Synonyms for Engagement Marketing:
- Experiential Marketing
- Event Marketing
- On-Ground Marketing
- Live Marketing
- Participation Marketing
- Special Events
Engagement advertising gives people an opportunity to experience the brand: their products, a lifestyle or a service. It’s an increasingly popular style of marketing in the age of cord cutting and ad blockers. Engagement can happen anywhere - a pop-up shop, in store, at an event, or with help from another business - and people get to choose to take part in the action, quite unlike disruptive advertising that storms our television, desktop and commute. This perceived choice makes quite a difference in how the message is received as people aren’t on the defensive if they’ve selected to take part in something -- people are more positive toward a brand during an experience - 74% more positive, in fact.

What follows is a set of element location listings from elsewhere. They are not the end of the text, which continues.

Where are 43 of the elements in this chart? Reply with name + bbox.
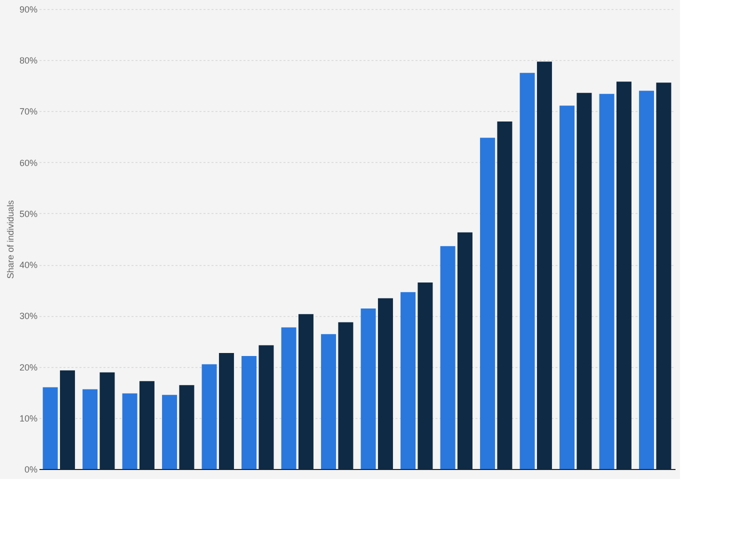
bar	[440, 246, 456, 469]
bar	[202, 364, 217, 469]
bar	[338, 322, 354, 469]
y-tick-label: 60%	[19, 158, 38, 168]
y-tick-label: 40%	[19, 260, 38, 270]
bar	[100, 372, 115, 469]
bar	[457, 232, 472, 469]
bar	[639, 90, 654, 469]
bar	[400, 292, 416, 469]
bar	[536, 62, 552, 469]
bar	[656, 82, 672, 469]
bar	[298, 314, 314, 469]
y-tick-label: 0%	[24, 464, 38, 474]
y-tick-label: 90%	[19, 4, 38, 14]
y-tick-label: 50%	[19, 208, 38, 219]
bar	[139, 381, 154, 469]
bar	[378, 298, 393, 469]
bar	[520, 72, 535, 469]
y-tick-label: 80%	[19, 56, 38, 66]
bar	[360, 308, 376, 469]
bar	[616, 82, 632, 469]
bar	[258, 345, 274, 469]
bar	[218, 352, 234, 469]
bar	[497, 121, 512, 469]
y-tick-label: 30%	[19, 311, 38, 322]
y-axis-title: Share of individuals	[5, 200, 16, 279]
bar	[599, 94, 614, 469]
bar	[162, 394, 178, 469]
bar	[281, 327, 296, 469]
bar	[480, 138, 496, 469]
bar	[42, 387, 58, 469]
bar	[82, 389, 98, 469]
y-tick-label: 20%	[19, 362, 38, 372]
bar	[60, 370, 75, 469]
y-tick-label: 70%	[19, 106, 38, 117]
bar	[576, 92, 592, 469]
y-tick-label: 10%	[19, 413, 38, 424]
bar	[242, 356, 257, 469]
bar	[560, 106, 575, 469]
bar	[418, 282, 433, 469]
bar	[321, 334, 336, 469]
bar	[122, 393, 138, 469]
bar	[179, 385, 194, 469]
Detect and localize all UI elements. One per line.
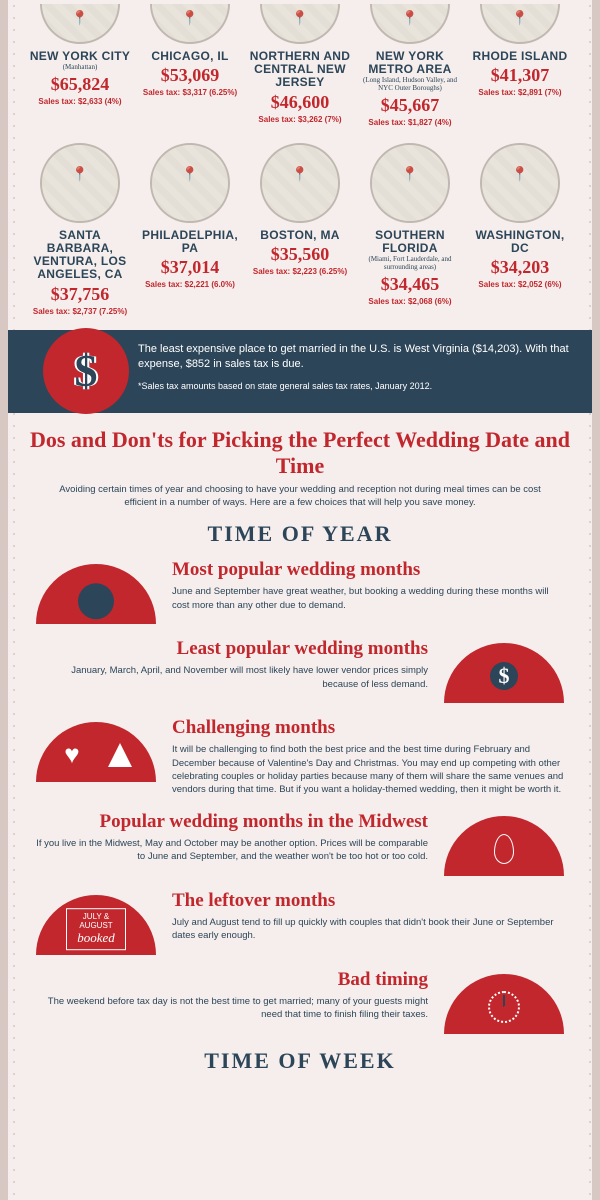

So how can you go about engagement marketing? It’s all up to your brand goals, and your creativity!
Samsung Galaxy Studios
For the 2012 Olympics, Samsung set up what they called “Galaxy Studios”. They created 6 locations that allowed passersby to interact with the Samsung devices; they hosted giveaways and activities but did not sell anything. The lack of salesmanship was a vital part of selling the brand - here was a place people could see the products, hang out with the staff and get a sense of what the Samsung brand really is: fun, personable and technologically advanced! Throughout the Olympics they also ran a collecting contest of Samsung pins, giving people more incentive to get to the Studios and chat with the staff!
SNCF - French National Railway Corporation
It’s hard to give people a taste of world travel, so this French railway had to bring travel to them. They literally allowed people to open a door to another city in Europe. On the other side were live feeds equipped with webcams so participants could interact with one another. Not always speaking the same language, communication took place as dance, drawing, even mime. Experiencing a new city and culture is a unique and rewarding experience that’s hard to mimic, but SNCF got pretty close with this one.
Game of Thrones
Living in Westeros comes with its own set of challenges, like random or organized poisonings, getting pushed out the Moon Door, or brutal event-based massacres. Somehow it’s still a captivating land that viewers wish they visit. For the release of Season 3 they brought a little bit of the Seven Kingdoms to Dorset’s shoreline - a 40 foot dragon skull. It reminded people of the upcoming season, and gave them an experience that put them at the heart of the show.
The D Rose Jump Store
NBA All-Star Derrick Rose, or “D Rose” partnered with Adidas to create a unique experience for basketball lovers in East London. Using social media to get the word out, Adidas UK devised a way to incorporate an NBA experience into their shoes. They lined a small room with a 10-foot shelf (the same height as the rim of a basketball hoop) full of pairs of signature D Rose shoes. Contenders were given 24 seconds to jump to the shelf and grab a pair of shoe, if they got them down, they could keep them. It recreated the pressure and dimensions of an NBA game, and gave Adidas an amazing opportunity to engage with their customers. Plus, every pair of shoes given away that day were supercharged with a pretty great story that undoubtedly got told over and over to anyone that would listen.
Keep The Experience Within Reason
Engagement marketing must meet your goals while fitting within your budget -- big stunts can cost a lot of money. For a local restaurant it might mean setting up a pop up patio in a park (check your city bylaws!), for a gym it could mean offering a free class, for a dance company it might be a flash mob. Whatever the circumstances, it must make the participants feel like they’ve engaged with your brand in a meaningful way, that way they’re likely to seek you out when they’re ready to convert. And even if they don’t, you’re still likely to end up with some free hashtag love.